We must protest out of love for our neighbors. And we must resist Nuclear Weapons here in KC because it is our duty as Christians, not based on a certain result, but simply because it is our duty. We have been called to the duty of peacemaking not only for love of neighbor, but also because of our own discipleship. Peacemaking forces us all to address the plank stuck in our own eye before we can notify our brother or sister about the small speck in their eye. We know we cannot change the world in one weekend of protesting, but we continue to protest because peacemaking is an important part of our own transformation toward wholeness. Merton wrote about this saying,
Do not depend on the hope of results. When you are doing the sort of work you have taken on, essentially an apostolic work, you may have to face the fact that your work will be apparently worthless and even achieve no result at all, if not perhaps results opposite to what you expect. As you get used to this idea, you start more and more to concentrate not on the results but on the value, the rightness, the truth of the work itself. And there too a great deal has to be gone through, as gradually you struggle less and less for and idea and more and more for specific people. The range tends to narrow down, but it gets much more real. In the end, it is the reality of personal relationships that saves everything.

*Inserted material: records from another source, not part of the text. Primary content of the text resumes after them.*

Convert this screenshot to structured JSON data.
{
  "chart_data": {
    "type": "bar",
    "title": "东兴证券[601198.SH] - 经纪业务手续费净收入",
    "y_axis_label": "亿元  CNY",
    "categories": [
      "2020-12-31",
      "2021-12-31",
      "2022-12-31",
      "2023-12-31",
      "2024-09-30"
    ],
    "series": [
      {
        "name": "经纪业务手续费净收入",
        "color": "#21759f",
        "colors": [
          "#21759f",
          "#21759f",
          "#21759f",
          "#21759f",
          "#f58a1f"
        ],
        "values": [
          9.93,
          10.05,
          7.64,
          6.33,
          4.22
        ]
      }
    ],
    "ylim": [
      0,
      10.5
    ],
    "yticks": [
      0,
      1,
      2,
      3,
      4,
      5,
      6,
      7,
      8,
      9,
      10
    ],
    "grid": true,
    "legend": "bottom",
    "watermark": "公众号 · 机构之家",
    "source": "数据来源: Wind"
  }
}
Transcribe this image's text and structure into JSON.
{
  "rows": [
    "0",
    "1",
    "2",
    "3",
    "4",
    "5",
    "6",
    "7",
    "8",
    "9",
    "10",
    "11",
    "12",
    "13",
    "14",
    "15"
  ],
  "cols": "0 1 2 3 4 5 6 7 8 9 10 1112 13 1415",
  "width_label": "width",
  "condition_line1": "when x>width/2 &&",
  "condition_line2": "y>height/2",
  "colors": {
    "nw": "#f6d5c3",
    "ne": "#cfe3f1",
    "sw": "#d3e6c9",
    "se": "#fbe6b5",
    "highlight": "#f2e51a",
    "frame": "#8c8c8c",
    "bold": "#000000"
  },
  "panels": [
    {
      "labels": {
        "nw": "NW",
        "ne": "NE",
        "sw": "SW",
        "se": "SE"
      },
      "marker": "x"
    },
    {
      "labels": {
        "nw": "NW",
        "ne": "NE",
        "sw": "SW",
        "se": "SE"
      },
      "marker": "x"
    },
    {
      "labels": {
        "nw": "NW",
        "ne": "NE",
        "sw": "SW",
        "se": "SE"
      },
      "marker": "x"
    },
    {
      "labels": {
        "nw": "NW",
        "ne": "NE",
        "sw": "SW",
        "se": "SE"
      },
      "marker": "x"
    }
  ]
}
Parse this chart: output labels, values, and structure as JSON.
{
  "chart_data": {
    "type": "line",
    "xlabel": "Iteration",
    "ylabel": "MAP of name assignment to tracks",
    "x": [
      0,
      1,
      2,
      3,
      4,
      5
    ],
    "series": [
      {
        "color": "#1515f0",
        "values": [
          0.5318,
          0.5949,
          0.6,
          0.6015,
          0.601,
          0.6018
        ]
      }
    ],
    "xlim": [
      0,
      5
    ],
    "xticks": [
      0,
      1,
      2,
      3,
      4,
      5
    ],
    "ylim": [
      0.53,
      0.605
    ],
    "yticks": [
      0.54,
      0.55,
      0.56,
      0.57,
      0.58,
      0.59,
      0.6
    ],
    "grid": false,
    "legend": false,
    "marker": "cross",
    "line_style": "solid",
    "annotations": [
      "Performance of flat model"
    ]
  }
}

You are fed up with words, and I don’t blame you. I am nauseated by them sometimes. I am also, to tell the truth, nauseated by ideals and with causes. This sounds like heresy, but I think you will understand what I mean. It is so easy to get engrossed with ideas and slogans and myths that in the end one is left holding the bag, empty, with no trace of meaning left in it. And then the temptation is to yell louder than ever in order to make the meaning be there again by magic. Going through this kind of reaction helps you to guard against this. Your system is complaining of too much verbalizing, and it is right.
The big results are not in your hands or mine, but they suddenly happen, and we can share in them; but there is no point in building our lives on this personal satisfaction, which may be denied us and which after all is not that important…
The great thing after all is to live, not to pour out your life in the service of a myth: and we turn the best things into myths. If you can get free from the domination of causes and just serve Christ’s truth, you will be able to do more and will be less crushed by the inevitable disappointments…
The real hope, then, is not in something we think we can do but in God who is making something good out of it in some way we cannot see. If we can do God’s will, we will be helping in this process. But we will not necessarily know all about it beforehand.
We have another world in view and together we want to live into it and invite others to join us. So let us be careful this weekend to not be like the zealots James and John wanting to call down fire from heaven to destroy our enemies. Let us be peacemakers that have been called by Christ to save and not to destroy.